All Flashcards
What is the significance level (α)?
The probability of rejecting the null hypothesis when it is actually true (Type I error).
Define the null hypothesis (H₀).
A statement of no effect or no difference, which we are trying to disprove. Expressed as H₀: μ = μ₀.
Define the alternative hypothesis (Hₐ).
The opposite of the null hypothesis. It is what we are trying to find evidence for (μ ≠ μ₀, μ < μ₀, or μ > μ₀).
What is a one-sample t-test?
A test used to compare a sample mean to a known or hypothesized population mean when the population standard deviation (σ) is unknown.
What is the rejection region?
The area under the t-distribution curve where, if our sample statistic falls, we reject the null hypothesis.
Explain the concept of the Central Limit Theorem (CLT) in the context of t-tests.
If the sample size (n) is at least 30, the sampling distribution of the sample mean is approximately normal, allowing us to use the t-distribution.
Explain the importance of random sampling in a t-test.
Random sampling ensures that the sample is representative of the population, allowing for valid inferences about the population mean.
Explain the independence condition in the context of t-tests.
The population size must be at least 10 times the sample size (10n) to ensure that the observations are independent.
Explain the relationship between the p-value and the significance level (α).
If the p-value is less than or equal to α, we reject the null hypothesis. If the p-value is greater than α, we fail to reject the null hypothesis.
Explain Type I error.
Rejecting the null hypothesis when it is true. The probability of committing a Type I error is equal to the significance level (α).
Explain the purpose of checking conditions before performing a t-test.
Checking conditions (randomness, independence, normality) ensures that the assumptions underlying the t-test are met, making the results of the test valid and reliable.

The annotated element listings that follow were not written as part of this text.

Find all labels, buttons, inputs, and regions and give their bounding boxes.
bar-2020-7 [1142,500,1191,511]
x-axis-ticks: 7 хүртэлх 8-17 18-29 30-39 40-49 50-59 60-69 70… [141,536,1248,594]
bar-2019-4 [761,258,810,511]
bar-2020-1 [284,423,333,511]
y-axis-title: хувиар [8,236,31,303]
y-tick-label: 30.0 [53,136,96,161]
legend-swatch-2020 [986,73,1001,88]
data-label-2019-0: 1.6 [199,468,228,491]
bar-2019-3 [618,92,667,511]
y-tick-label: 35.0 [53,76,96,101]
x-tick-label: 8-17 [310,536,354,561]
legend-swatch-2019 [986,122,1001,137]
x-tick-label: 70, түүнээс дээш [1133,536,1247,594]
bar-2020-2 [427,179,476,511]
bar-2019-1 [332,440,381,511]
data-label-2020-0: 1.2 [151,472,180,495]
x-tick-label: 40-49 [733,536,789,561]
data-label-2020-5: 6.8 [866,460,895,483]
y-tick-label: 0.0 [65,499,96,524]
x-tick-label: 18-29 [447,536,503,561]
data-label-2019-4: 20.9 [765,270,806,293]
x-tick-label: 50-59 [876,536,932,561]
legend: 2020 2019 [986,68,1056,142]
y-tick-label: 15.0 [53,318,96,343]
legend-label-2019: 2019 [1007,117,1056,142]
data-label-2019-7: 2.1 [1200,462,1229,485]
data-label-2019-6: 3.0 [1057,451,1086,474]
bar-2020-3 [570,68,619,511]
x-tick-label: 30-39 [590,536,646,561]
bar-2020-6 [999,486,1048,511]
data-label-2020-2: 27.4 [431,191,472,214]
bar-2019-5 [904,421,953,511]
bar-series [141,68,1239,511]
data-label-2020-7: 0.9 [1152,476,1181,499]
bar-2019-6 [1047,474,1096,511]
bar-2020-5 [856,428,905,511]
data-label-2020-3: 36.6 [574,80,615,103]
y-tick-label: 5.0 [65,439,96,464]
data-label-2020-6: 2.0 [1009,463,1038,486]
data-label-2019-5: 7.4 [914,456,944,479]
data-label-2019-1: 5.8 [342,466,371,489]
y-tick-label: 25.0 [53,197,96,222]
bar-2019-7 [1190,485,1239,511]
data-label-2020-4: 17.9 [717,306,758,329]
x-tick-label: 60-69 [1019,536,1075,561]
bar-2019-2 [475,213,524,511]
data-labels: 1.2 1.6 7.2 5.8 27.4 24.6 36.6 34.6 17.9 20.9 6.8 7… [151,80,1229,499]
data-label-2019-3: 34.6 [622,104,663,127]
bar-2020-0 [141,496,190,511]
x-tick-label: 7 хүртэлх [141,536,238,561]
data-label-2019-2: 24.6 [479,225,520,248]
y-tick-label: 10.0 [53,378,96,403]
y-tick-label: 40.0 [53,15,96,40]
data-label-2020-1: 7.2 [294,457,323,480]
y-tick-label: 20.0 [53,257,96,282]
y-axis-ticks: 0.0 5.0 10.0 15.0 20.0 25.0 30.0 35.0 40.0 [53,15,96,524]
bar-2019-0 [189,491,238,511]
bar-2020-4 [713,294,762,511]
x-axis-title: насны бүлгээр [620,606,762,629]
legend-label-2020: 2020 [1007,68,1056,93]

What are the differences between a one-tailed and a two-tailed t-test?
One-tailed: Tests for a directional difference (μ < μ₀ or μ > μ₀). Rejection region is on one side of the distribution. | Two-tailed: Tests for any difference (μ ≠ μ₀). Rejection region is on both sides of the distribution.
What are the differences between using a t-test and a z-test?
T-test: Used when the population standard deviation (σ) is unknown and estimated from the sample. | Z-test: Used when the population standard deviation (σ) is known.
What are the differences between the null and alternative hypotheses?
Null Hypothesis: A statement of no effect or no difference (μ = μ₀). It is what we are trying to disprove. | Alternative Hypothesis: The opposite of the null hypothesis, what we are trying to find evidence for (μ ≠ μ₀, μ < μ₀, or μ > μ₀).
What are the differences between Type I and Type II errors?
Type I Error: Rejecting the null hypothesis when it is true (false positive). Probability is α. | Type II Error: Failing to reject the null hypothesis when it is false (false negative). Probability is β.